Accompagner, c’est aussi soutenir les proches aidants. Sur cette question, le projet de loi constitue une avancée considérable et répond aux besoins de près de 8,3 millions d’aidants en matière de santé, d’information, de formation et de conciliation avec leur vie professionnelle de l’aide apportée à leur proche vieillissant. L’évocation de leur action dans le code de l’action sociale et des familles constitue un premier pas. La dimension psychologique n’est pas anecdotique, et la charge est trop importante pour que les aidants ne soient pas nommés ni reconnus pour ce qu’ils font, même s’ils pensent souvent qu’ils ne font que leur devoir et ne se désignent pas eux-mêmes comme des aidants.

En outre, le texte instaure des dispositifs de prise en charge temporaire des personnes accompagnées, afin de garantir aux aidants un droit au répit assorti d’une prestation, qui est l’une des magnifiques innovations de notre projet de loi.

Accompagner, c’est enfin engager l’acte II de l’allocation personnalisée d’autonomie. Marisol Touraine a évoqué cette question de manière très précise il y a un instant : je n’y reviendrai donc pas.

Cependant, je veux aborder un élément que je considère essentiel à la réussite de cette réforme : l’avenir des services d’aide à domicile.
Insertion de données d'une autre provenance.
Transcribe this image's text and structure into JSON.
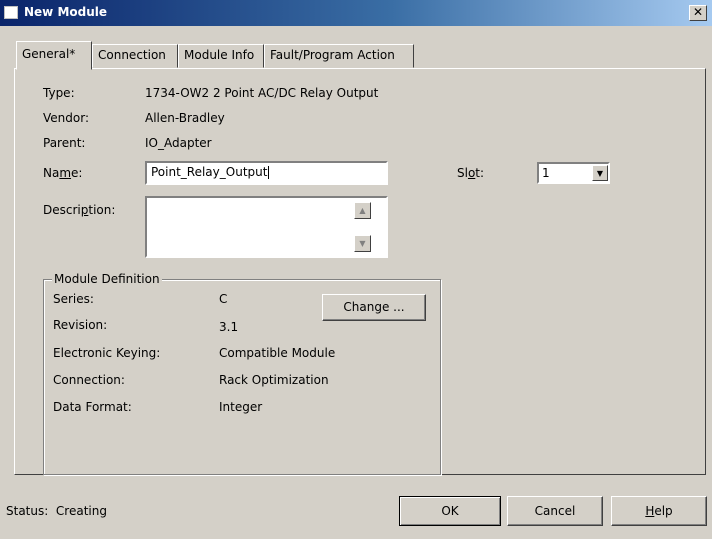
{
  "window": {
    "title": "New Module",
    "close_glyph": "✕"
  },
  "tabs": [
    {
      "label": "General*"
    },
    {
      "label": "Connection"
    },
    {
      "label": "Module Info"
    },
    {
      "label": "Fault/Program Action"
    }
  ],
  "general": {
    "type_label": "Type:",
    "type_value": "1734-OW2 2 Point AC/DC Relay Output",
    "vendor_label": "Vendor:",
    "vendor_value": "Allen-Bradley",
    "parent_label": "Parent:",
    "parent_value": "IO_Adapter",
    "name_label_pre": "Na",
    "name_label_mnemonic": "m",
    "name_label_post": "e:",
    "name_value": "Point_Relay_Output",
    "description_label_pre": "Descri",
    "description_label_mnemonic": "p",
    "description_label_post": "tion:",
    "description_value": "",
    "slot_label_pre": "Sl",
    "slot_label_mnemonic": "o",
    "slot_label_post": "t:",
    "slot_value": "1"
  },
  "module_definition": {
    "title": "Module Definition",
    "series_label": "Series:",
    "series_value": "C",
    "revision_label": "Revision:",
    "revision_value": "3.1",
    "keying_label": "Electronic Keying:",
    "keying_value": "Compatible Module",
    "connection_label": "Connection:",
    "connection_value": "Rack Optimization",
    "data_format_label": "Data Format:",
    "data_format_value": "Integer",
    "change_button": "Change ..."
  },
  "footer": {
    "status_label": "Status:",
    "status_value": "Creating",
    "ok_button": "OK",
    "cancel_button": "Cancel",
    "help_button_mnemonic": "H",
    "help_button_post": "elp"
  },
  "colors": {
    "titlebar_start": "#0a246a",
    "titlebar_end": "#a6caf0",
    "dialog_face": "#d4d0c8"
  }
}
Ces derniers sont un maillon indispensable pour un accompagnement à domicile professionnel, sécurisé et respectueux des habitudes de vie des personnes. Leur devenir constitue pour nous un chantier prioritaire. La mobilisation du fonds de restructuration, à hauteur de 130 millions d’euros entre 2012 et 2014, ainsi que les réponses apportées par la loi avec la réforme de l’APA, permettront naturellement un développement de l’activité. Mais ce n’est pas suffisant : en lien avec les départements et les ARS, nous devons aussi apporter des réponses pérennes aux questions de professionnalisation, de conditions de travail, d’égal accès aux services et de modèle économique. Pour cela, nous allons travailler à une réforme organisationnelle et à un décloisonnement des accompagnements et des métiers de l’aide et des soins à domicile.
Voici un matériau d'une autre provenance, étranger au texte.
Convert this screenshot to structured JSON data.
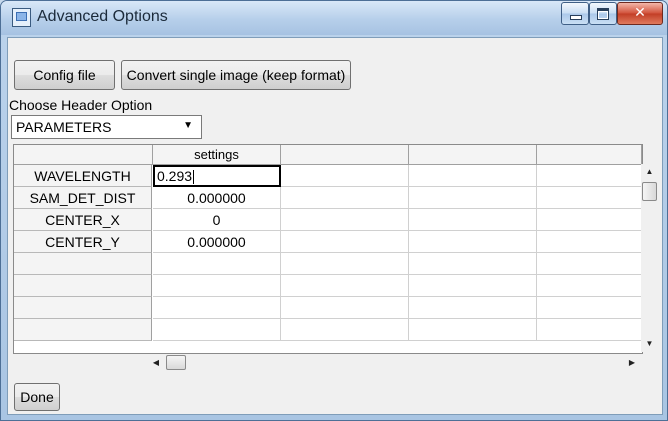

Vous l’aurez compris : en parallèle du travail parlementaire qui s’opère sur ce texte, le Gouvernement poursuit son engagement en faveur de l’adaptation de la société au vieillissement, à travers non seulement le développement des services à domicile, que je viens d’évoquer, mais aussi un travail sur la tarification des EHPAD et une amélioration de la lisibilité de l’offre.

Grâce au travail de la commission des affaires sociales, ce texte, déjà bien structuré, s’est encore enrichi. Je suis très fière de la mesure qui permettra aux immigrés âgés de plus de 65 ans, ascendants d’enfants français et résidant depuis plus de vingt-cinq ans sur le territoire d’acquérir la nationalité française sur simple déclaration.

La rapporteure, Martine Pinville, a réalisé un travail remarquable, très à l’honneur du Parlement et à la hauteur du respect que le Gouvernement lui porte. Ce travail avait été largement anticipé dans le cadre de son rapport, que j’ai évoqué il y a un instant. Fanny Dombre Coste, pour la commission des affaires économiques, et Jacques Moignard, pour la délégation aux droits des femmes, ont aussi permis d’enrichir le texte. De nombreux députés, de la majorité comme de l’opposition, y ont contribué. Je les en remercie tous.